I think we all have either a love-hate or hate relationship with group work. Suddenly you realize you’re the one who is always coordinating the group meetings, contacting members of the team, and ensuring deadlines are met. You could also find yourself in the opposite role, where your opinion is never taken into account or you get stuck with the part of the project you least enjoy. These are a few strategies (learned via Smith’s PT MBA program and by experience) to mitigate issues that may come up with group work:

  • Accept the fact that not everyone thinks the way you do: We all have different upbringings and life experiences that shape our opinions and perspectives. What we think is right or proper, may not be for another person. Keeping an open mind is important in this case.

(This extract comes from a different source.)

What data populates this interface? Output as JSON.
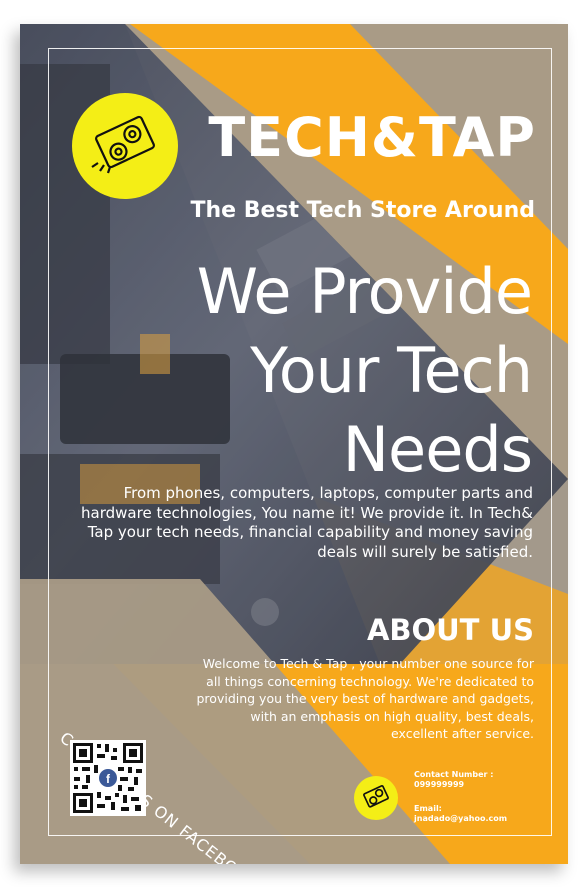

    • To avoid personal conflict avoid questioning the team members themselves (you cannot change the cards you are dealt). Instead, question the assumptions upon which they are basing their opinions/contributions.
  • Articulate expectations from the get-go: set goals for the group and yourself, and communicate this with your team at the start of a project to avoid last minute disappointments.
    • Establishing deadlines in addition to goals is essential at the start of a project
  • Meet in person: in the work force it is highly likely that group work will take place in a face-to-face setting with your colleagues. Interacting face-to-face not only helps imitate a real world scenario, but it also helps minimize misinterpretation of information.
  • Avoid traps: don’t be guilty of the fundamental attribution error: placing emphasis on internal characteristics of the individual, rather than external factors, in explaining their behavior. If someone is not pulling their weight, don’t assume they are lazy…inquire about their struggle with the work, and how the team as a whole can help.

Every group’s dynamic is different by nature, but there are many ways to align individuals to achieve a common goal. Take a positive approach to group assignments, communicate clearly, and actively look for resources (online for example) to help deal with obstacles you  may be facing with your team.